San Francisco Chronicle

Napa Valley winery is sold

Silver Oak’s owners make deal for Ovid

- By Esther Mobley

The owners of the Napa Valley’s Silver Oak and Twomey wineries have purchased Ovid, an estate vineyard and winery in St. Helena’s Pritchard Hill. The price, according to an industry source: around $50 million.

The acquisitio­n, announced Friday, follows E. & J. Gallo’s high-profile purchase last month of Stagecoach Vineyard, also on Pritchard Hill, for an estimated $180 million. In such close succession, these purchases of premium vineyard land in one of the most expensive part of the Napa Valley show the degree to which California’s wine industry continues to trade up, betting on the growth of the market’s highest-priced segments.

Ovid has received remarkable critical acclaim in the nine years since its first wines were sold. Its founders, software entreprene­urs Mark Nelson and Dana Johnson, purchased the property in 1998 and planted a 16½acre estate vineyard in 2000. They assembled a team of wine-industry celebritie­s: viticultur­ist David Abreu and consulting winemaker Andy Erickson, as well as managing partner Janet Pagano and

winemaker Austin Peterson.

Silver Oak’s roots in Napa are deeper. It was founded in 1972 by Ray Twomey Duncan, whose sons David and Tim operate the business today. The sons started Twomey Cellars in 1999. Between the family’s two Silver Oak wineries (in Oakville and Geyservill­e) and two Twomey properties (in Calistoga and Healdsburg), it produces about 100,000 cases of wine; its most expensive bottle, Napa Valley Cabernet Sauvignon, costs $125. Ovid, at around 2,000 cases, is a smaller operation, and sells about 80 percent of its wine directly to consumers, rather than through wholesaler­s. Its mailing list has a waiting list. Ovid’s current releases cost $285 per bottle.

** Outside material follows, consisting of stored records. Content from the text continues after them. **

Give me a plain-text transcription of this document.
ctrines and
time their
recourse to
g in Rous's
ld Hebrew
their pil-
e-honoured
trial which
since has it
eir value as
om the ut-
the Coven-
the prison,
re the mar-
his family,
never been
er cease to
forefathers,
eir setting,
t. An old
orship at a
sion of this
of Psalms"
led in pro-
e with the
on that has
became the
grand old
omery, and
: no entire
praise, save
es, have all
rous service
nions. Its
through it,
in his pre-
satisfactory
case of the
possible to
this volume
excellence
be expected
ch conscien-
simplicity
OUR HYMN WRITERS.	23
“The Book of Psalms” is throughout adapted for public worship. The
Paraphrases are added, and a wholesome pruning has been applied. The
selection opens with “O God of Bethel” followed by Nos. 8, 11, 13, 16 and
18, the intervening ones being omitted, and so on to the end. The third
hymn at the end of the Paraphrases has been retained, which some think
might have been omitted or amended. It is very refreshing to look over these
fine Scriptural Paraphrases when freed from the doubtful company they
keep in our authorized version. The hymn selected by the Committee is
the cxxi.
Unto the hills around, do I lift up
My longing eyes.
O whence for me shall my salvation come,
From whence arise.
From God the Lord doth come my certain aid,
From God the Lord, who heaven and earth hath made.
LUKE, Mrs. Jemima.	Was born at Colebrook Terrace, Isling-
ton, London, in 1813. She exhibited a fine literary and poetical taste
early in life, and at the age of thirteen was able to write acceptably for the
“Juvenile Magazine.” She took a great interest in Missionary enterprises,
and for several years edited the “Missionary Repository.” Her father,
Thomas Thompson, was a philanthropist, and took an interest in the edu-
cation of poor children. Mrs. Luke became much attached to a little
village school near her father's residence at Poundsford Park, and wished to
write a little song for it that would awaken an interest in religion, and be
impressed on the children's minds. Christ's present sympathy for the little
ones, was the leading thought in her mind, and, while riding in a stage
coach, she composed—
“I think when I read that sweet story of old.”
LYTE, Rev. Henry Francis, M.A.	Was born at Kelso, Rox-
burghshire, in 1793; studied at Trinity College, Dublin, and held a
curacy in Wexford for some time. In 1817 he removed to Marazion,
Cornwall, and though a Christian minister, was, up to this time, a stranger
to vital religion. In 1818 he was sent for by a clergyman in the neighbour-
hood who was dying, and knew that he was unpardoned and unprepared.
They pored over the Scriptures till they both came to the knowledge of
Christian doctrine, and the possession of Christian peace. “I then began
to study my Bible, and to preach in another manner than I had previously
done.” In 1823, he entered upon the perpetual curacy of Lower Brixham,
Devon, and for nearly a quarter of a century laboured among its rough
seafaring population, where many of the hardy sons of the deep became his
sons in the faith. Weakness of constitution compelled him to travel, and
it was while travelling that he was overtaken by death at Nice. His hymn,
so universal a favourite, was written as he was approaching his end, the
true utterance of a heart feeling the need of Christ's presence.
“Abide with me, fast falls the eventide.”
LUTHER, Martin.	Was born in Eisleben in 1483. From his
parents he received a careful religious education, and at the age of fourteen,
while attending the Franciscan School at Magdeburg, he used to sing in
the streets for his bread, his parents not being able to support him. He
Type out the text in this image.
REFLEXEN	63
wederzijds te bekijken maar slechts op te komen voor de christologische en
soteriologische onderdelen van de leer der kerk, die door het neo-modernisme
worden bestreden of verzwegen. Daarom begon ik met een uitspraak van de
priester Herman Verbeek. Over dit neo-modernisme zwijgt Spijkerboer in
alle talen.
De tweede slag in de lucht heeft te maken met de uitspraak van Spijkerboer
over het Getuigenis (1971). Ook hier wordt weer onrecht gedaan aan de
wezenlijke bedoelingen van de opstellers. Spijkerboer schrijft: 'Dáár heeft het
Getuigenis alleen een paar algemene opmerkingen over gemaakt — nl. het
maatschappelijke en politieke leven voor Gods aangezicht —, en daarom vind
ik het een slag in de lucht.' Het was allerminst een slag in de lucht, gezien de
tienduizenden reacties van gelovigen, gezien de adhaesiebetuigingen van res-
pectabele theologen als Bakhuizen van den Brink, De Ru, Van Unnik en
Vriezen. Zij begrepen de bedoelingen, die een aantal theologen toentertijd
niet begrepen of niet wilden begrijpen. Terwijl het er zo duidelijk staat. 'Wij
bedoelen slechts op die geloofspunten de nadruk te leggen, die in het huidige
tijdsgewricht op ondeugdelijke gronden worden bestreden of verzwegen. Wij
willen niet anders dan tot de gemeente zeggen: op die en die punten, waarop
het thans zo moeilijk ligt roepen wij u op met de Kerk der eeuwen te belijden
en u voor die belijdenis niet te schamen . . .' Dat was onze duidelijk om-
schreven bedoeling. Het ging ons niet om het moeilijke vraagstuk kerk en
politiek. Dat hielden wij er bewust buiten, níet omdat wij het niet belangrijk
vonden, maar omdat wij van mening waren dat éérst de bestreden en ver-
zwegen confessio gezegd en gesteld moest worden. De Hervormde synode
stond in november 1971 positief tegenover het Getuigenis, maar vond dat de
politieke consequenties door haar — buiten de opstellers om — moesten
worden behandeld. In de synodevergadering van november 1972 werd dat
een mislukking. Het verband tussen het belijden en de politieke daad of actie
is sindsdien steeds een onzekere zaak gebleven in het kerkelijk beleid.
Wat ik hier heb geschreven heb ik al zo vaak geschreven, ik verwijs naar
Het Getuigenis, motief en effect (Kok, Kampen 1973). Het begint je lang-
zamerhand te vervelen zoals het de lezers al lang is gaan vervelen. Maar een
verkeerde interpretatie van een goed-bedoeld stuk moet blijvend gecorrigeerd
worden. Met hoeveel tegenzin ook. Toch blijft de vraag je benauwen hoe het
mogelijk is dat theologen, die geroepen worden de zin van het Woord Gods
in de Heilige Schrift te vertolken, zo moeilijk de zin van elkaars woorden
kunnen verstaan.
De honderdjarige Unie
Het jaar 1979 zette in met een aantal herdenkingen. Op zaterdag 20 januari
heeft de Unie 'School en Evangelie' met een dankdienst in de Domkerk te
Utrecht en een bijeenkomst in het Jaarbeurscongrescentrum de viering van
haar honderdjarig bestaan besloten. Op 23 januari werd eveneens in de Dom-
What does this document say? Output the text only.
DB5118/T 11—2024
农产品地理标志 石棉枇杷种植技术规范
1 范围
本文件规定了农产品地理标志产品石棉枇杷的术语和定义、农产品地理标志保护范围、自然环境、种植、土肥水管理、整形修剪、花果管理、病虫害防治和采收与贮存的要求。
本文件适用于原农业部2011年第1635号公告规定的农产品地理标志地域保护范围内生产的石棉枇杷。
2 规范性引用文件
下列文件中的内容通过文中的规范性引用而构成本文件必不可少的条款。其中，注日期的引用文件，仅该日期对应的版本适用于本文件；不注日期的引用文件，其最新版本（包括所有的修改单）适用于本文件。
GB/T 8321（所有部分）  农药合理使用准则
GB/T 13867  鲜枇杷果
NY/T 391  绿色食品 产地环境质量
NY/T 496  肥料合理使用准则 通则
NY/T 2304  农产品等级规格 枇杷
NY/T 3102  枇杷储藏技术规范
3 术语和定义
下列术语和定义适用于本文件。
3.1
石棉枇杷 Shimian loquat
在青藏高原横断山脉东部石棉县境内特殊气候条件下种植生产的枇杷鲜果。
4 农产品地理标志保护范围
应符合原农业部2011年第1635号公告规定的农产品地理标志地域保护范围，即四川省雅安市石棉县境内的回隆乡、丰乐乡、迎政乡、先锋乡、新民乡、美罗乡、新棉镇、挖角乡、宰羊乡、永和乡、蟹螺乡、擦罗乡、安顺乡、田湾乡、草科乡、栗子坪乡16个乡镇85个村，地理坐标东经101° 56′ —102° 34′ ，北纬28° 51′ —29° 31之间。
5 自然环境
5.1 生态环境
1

David Duncan said he’d long had his eye on Pritchard Hill, widely considered Napa’s most prestigiou­s growing area, home to wineries including Continuum, Bryant, Colgin and Chappellet. “I’d been working on a number of deals up there, and this was the one that was brought to the finish line,” he said.

“Mark and Dana and I have been friends for a long time,” said Duncan. “When they made the decision to sell, they sought out people that they knew would be the right stewards for the brand. We made the deal over the kitchen table, literally.”

“I don’t think there’s any intention to change much at all,” said Peterson, who will retain control of the winemaking. “We’ll continue the indulgence of curiosity” — creating experiment­al wines — “that we’ve worked hard to culture at the winery.” Jack Bittner, former president of Cliff Lede Vineyards in Yountville, will join as managing partner.

The estate’s fruit will continue to be used exclusivel­y for Ovid wines. Production volume and wine prices will not change immediatel­y, Duncan said, but “there is some plantable acreage that we plan to put into production in the next couple of years,” and of course, prices “depend on future vintages and demand.”

Why did the founders want to sell? “They have a lot of things going on in their life,” said Peterson, who added that they would continue to live in their home on the Ovid property.

A brand like Ovid certainly increases the prestige of the Duncan family’s winery holdings. But the Duncans are shrewd businesspe­ople, and the move suggests the growing viability of low-volume, highpriced winemaking as a business model.

Along with the Stagecoach deal, the Ovid purchase also testifies to Napa Valley’s land scarcity: There’s virtually nowhere left to plant in America’s most famous wine region, and companies seeking additional land holdings are forced to acquire existing properties, which don’t come cheap.

Can we expect more acquisitio­ns from the Duncans? “Hopefully,” David Duncan said.